Wait, don't go away - this isn't the wrong blog. The blogger people updated, so I gave my blog a new template - do you like it?
So, well, buon anno and hello there. Long time, no blog. Why you ask? It started out with me deciding I was not spending enough time learning Italian, then morphed into the busyness and business of Christmas, then a vacation in London and doing a week’s worth of laundry with no dryer, followed by 6 days of 3 kids not returned yet to school and lack of sleep because Isabelle decided that the only way she could really sleep was by having her head on my pillow and all 40+ pounds of herself wrapped around me, followed by the emotional black-hole of my beloved grandma dying and not being in Detroit to grieve with my mother and large extended family to finally be capped off with catching an influenza bug providing me with fevers, coughs, stuffed nose, dizziness, etc. Today, I am starting to crawl out of the fog and continue to tell my tales . . .
Chapter 4 of our southern Italy trip - I never finished our story about going to the Pompeii area. We also visited another city buried and recovered by the Pliny Vesuvio eruption – Herculaneum (in Italian, Ercolano). While Pompeii was buried by the ash the fell for days afterward, Ercolano was buried immediately by the lava/mud slides that accompanied the eruption. It is a much smaller and better preserved version of Pompeii. Ercolano was a seaside resort and much smaller than Pompeii. It is located in the gritty outskirts of Naples where everyone’s laundry is hanging out on buildings everywhere – there is so much, it borders on being decorative. Again, we had lots of fun exploring and climbing around all over everything. Apparently, Ercolano was “discovered” before Pompeii and thus has been being excavated much longer. Because lava was less destructive than the ash, the buildings/mosaics/tiles/etc have been preserved quite well (comparatively). We had a lot of fun in Ercolano, just like Pompeii.

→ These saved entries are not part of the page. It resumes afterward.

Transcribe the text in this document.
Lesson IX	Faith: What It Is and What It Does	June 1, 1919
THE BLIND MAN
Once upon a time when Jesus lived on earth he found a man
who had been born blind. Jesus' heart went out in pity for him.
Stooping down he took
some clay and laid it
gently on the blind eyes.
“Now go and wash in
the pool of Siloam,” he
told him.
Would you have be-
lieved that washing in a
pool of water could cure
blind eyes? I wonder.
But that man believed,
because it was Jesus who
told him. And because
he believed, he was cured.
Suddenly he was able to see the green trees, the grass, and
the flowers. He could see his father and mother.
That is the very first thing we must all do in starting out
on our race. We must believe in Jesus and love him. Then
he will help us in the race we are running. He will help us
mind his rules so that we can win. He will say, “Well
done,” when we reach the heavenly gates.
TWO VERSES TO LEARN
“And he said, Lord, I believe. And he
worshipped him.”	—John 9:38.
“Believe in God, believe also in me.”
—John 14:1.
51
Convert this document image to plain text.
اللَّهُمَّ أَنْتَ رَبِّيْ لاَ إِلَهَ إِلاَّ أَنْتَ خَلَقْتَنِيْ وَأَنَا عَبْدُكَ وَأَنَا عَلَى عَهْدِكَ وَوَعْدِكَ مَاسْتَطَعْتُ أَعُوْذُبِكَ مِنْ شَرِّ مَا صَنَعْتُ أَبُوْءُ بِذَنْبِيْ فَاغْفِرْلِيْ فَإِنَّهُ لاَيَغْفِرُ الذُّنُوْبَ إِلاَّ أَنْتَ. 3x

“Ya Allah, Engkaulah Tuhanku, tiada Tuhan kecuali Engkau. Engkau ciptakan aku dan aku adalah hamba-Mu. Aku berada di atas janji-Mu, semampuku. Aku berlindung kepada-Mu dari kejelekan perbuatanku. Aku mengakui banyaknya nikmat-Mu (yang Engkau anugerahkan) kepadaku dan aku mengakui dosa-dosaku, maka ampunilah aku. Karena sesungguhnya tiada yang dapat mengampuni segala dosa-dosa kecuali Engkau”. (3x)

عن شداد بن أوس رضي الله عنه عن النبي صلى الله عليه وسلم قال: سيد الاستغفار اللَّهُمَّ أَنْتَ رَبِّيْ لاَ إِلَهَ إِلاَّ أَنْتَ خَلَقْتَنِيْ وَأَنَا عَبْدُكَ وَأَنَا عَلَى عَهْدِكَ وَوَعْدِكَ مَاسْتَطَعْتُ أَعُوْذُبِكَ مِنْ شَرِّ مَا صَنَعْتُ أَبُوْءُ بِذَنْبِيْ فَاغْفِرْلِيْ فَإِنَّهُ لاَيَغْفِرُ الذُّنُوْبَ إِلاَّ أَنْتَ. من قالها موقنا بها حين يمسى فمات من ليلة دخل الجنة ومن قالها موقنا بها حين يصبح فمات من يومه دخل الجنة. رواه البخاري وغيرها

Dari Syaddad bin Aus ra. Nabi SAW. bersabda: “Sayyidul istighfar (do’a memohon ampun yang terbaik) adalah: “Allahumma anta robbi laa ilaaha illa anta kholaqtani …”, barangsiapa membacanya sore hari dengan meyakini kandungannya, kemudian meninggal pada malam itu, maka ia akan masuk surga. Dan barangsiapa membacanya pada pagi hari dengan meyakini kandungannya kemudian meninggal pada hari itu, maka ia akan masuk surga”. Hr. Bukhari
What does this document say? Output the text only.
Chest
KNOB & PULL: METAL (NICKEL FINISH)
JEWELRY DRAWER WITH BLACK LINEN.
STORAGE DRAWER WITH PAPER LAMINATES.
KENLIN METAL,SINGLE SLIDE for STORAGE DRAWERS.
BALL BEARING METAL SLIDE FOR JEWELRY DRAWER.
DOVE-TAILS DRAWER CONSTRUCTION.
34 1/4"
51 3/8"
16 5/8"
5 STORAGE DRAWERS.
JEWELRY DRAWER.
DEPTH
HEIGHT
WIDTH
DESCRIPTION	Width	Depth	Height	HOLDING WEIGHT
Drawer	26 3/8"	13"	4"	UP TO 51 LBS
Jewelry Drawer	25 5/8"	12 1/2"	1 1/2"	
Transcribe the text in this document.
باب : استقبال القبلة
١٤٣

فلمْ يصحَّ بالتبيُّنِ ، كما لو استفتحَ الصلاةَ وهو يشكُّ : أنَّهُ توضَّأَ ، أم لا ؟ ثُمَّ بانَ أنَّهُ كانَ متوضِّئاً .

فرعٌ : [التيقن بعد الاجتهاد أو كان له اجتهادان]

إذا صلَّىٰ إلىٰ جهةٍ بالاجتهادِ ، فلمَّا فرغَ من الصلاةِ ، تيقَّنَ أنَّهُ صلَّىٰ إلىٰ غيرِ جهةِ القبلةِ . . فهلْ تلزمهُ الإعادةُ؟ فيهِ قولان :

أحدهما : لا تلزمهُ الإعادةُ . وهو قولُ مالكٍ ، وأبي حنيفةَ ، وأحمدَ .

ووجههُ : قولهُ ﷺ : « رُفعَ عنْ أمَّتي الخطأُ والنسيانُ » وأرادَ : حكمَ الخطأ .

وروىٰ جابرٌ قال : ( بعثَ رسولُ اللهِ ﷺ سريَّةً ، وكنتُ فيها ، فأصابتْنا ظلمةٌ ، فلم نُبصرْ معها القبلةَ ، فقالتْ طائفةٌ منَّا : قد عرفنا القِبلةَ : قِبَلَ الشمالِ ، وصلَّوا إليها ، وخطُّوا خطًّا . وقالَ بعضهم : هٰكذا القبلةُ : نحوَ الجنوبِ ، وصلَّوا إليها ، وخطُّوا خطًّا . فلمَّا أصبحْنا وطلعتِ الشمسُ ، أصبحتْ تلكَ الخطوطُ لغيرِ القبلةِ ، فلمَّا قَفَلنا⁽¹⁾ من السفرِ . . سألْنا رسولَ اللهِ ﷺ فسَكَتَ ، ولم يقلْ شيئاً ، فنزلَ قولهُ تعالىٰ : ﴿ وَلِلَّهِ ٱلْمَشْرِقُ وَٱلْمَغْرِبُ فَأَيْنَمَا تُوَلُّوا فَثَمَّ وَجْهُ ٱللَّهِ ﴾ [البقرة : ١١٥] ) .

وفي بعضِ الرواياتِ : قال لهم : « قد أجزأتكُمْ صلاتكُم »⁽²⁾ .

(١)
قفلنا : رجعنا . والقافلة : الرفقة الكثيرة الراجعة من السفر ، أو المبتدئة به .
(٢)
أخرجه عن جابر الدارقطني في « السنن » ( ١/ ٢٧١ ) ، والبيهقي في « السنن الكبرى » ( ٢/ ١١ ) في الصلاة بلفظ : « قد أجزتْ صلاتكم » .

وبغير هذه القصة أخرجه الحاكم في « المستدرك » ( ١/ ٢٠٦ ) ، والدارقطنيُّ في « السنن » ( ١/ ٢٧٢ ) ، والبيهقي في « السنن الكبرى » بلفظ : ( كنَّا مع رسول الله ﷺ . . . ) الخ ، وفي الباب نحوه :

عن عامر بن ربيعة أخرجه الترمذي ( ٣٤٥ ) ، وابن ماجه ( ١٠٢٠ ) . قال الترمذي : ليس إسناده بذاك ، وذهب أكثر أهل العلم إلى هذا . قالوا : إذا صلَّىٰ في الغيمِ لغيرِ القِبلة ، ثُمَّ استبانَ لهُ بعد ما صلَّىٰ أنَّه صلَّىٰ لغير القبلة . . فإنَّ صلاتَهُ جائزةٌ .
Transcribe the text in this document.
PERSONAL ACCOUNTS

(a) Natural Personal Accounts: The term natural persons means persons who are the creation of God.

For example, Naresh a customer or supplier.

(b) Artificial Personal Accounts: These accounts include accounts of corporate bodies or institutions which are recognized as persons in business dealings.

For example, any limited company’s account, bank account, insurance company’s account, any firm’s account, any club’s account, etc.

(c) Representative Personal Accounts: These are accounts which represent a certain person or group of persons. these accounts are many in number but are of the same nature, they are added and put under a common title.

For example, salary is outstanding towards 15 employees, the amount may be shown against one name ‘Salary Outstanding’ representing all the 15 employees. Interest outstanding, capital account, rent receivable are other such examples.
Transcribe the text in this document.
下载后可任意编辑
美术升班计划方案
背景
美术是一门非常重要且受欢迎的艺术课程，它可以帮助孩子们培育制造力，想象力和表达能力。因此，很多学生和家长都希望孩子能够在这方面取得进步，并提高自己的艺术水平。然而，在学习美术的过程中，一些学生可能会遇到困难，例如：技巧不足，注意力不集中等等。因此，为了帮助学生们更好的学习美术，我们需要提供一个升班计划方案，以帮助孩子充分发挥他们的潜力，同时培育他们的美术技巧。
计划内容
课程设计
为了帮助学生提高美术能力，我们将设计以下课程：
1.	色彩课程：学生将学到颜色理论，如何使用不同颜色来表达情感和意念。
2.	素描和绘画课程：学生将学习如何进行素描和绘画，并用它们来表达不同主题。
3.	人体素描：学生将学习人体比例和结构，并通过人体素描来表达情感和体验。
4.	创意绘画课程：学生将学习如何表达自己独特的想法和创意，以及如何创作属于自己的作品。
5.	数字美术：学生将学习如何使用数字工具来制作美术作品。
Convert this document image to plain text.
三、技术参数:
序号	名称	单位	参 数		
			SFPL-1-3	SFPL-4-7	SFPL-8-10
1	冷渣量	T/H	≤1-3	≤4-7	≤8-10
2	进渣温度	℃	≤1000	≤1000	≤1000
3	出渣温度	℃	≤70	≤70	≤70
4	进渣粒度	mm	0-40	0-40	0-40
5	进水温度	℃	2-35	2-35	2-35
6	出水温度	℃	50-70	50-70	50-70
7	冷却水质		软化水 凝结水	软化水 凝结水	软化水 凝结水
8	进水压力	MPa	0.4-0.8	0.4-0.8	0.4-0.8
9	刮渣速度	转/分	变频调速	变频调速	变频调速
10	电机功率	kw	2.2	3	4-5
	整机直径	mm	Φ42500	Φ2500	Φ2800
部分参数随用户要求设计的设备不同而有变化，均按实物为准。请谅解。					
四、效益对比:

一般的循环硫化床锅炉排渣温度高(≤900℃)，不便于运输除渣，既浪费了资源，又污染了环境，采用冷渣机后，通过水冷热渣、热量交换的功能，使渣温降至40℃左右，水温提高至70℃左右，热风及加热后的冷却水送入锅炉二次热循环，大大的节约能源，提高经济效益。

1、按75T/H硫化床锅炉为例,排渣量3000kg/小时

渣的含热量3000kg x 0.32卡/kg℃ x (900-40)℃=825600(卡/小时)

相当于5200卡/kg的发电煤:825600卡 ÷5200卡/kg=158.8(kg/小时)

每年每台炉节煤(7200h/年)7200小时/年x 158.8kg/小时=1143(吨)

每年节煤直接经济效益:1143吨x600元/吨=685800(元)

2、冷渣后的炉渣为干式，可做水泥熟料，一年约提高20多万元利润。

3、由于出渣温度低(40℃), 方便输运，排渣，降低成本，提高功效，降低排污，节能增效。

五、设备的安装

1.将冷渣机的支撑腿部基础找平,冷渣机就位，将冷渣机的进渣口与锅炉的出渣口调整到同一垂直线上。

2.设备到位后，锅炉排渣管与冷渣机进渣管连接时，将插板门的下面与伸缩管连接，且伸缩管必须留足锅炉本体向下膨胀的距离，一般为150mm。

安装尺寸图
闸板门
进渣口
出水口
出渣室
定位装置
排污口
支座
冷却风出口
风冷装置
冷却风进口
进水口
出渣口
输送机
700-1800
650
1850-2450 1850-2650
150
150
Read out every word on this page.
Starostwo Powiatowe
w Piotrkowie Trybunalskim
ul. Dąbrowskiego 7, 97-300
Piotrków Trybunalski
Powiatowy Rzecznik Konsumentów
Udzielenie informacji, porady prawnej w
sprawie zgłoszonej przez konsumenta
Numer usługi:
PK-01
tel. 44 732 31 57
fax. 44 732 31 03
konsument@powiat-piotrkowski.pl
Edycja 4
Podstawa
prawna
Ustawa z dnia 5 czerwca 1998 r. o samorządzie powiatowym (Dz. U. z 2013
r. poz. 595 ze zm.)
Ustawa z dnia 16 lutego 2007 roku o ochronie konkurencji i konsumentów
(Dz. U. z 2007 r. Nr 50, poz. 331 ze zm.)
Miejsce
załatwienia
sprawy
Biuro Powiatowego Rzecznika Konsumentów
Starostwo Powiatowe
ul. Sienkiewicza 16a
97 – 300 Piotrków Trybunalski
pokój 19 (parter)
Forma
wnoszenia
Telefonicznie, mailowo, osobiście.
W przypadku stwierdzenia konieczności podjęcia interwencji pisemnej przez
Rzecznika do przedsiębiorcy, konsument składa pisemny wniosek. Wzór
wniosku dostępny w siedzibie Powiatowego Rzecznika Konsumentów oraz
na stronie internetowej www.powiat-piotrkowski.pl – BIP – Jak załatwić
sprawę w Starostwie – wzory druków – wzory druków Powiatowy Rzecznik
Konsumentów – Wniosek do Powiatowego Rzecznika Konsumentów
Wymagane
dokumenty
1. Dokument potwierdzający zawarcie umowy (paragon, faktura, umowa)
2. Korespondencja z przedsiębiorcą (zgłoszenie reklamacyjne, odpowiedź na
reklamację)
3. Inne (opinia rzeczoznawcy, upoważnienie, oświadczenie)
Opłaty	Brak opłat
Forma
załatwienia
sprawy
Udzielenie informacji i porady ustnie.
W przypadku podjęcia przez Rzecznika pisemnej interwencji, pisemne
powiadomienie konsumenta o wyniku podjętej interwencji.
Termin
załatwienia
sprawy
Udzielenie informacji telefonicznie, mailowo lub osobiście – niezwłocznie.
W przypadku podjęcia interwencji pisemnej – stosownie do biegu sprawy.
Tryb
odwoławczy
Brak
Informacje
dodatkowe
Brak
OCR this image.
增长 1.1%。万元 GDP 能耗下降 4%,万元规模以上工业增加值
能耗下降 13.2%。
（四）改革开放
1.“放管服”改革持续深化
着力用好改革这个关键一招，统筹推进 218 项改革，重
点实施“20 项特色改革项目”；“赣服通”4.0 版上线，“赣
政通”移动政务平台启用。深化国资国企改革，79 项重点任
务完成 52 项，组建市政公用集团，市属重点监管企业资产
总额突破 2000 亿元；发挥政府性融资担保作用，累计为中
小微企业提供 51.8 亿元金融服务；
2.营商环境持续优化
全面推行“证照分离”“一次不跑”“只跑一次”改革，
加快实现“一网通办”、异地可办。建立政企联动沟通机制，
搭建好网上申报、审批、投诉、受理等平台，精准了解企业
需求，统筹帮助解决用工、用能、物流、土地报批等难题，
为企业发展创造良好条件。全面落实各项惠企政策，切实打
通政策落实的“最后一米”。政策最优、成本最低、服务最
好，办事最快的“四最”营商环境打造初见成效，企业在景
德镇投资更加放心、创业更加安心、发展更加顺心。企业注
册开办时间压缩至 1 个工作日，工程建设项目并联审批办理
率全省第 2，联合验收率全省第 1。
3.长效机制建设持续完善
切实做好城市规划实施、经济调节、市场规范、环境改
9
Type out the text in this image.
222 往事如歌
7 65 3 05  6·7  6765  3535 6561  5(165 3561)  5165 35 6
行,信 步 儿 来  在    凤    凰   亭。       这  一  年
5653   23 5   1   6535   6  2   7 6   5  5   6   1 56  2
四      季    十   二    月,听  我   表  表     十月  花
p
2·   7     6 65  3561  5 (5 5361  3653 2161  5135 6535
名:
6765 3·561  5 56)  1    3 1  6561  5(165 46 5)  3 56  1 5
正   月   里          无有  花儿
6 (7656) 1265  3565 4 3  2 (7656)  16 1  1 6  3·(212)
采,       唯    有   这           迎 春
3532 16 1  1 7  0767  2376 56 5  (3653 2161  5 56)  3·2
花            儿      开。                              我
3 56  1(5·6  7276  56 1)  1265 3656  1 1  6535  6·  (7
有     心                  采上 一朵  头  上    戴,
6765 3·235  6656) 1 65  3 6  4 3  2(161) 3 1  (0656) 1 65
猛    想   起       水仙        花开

Thanksgiving – Thanksgiving was just another day, the kids went to school and I baked a turkey breast and some potatoes. Later that evening we went and had dessert with the family of a boy in Nick’s class. The father was born and raised in Baltimore by Italian parents who returned to Italy when he was a teenager. He eventually moved back to the U.S. for college and stayed in New York to work. His wife is Italian but lived in the U.S. for almost 20 years. They had the opportunity to come and work for a few years in Italy and live now in Padova. The Italians would never think of making a dolce (dessert) with pumpkin, so there is no pumpkin to bake pies or bakeries that sell them, but they got a frozen one from the local army base through some connection. Although, the pumpkin pie was kind of terrible and the cake that Gabriella baked herself was much better! It was nice to give a nod to the holiday and make some new friends.
That gets me through the end of November and I will blog all about Christmas and our fantastic vacation to London. They speak English in London! Mia boca e’ funzione in Londra! Tutte’ bene!